Gerardo shakes his head, sputters something like a laugh, and rests his head on the dash again. Before she leaves, Diana takes a folded piece of paper from her pocket and slips it into Gerardo’s shirt pocket, then she smiles and walks off. He’s too tired, far too gone, to even notice.
FOURTEEN
Lorena stoops over the Tuk-Tuk, prodding and pulling at the sheets of metal soldered onto it. There are a thousand silent questions suggested by every movement of her hands: how many shots will it take before a bullet flies into the cabin? How many arrows until the wheels are nothing but deflated knots around metal frames? They needed Gerardo’s truck, and she feels that by failing to convince him to take them, they’ve already failed their mission.
Lorena's seen what the Red Eyes do to ordinary ‘sleep traitors,’ people who take sleeping pills. What they do to the Faithful is much, much worse. It’s so bad part of her wants to go back inside and just wait to die of exhaustion. But they need to do this. This is Anita’s purpose and Lorena’s promised her she’s going to help her fulfill it.
They’re the test subjects, the first expedition to what will hopefully become the world’s first sleep colony. Well, the first they know of. Soon, probably in less than a year, the only people alive will be those that followed Sleepers to holy sites like the Sleeping Place.
Anita sits inside the Tuk Tuk’s tiny cabin, watching as Gerardo and the others climb inside Gloria. She’s suddenly very aware of the difference between them.
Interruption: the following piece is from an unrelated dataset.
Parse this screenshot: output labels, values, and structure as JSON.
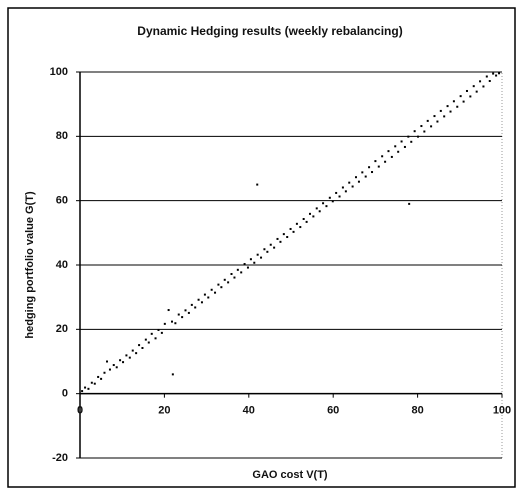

It’s not just the size of their respective vehicles, or how many weapons they have, it’s how prepared Gerardo and his crew are. How efficient. How deadly. The Faithful are a ragtag group in comparison, like Somalian pirates on a tiny speedboat next to a cargo ship that’s over a thousand feet long. Anita’s young, but she knows that this is the way of the world. Those that are truly good, truly faithful, will always be fewer and have less than those who are only out for themselves.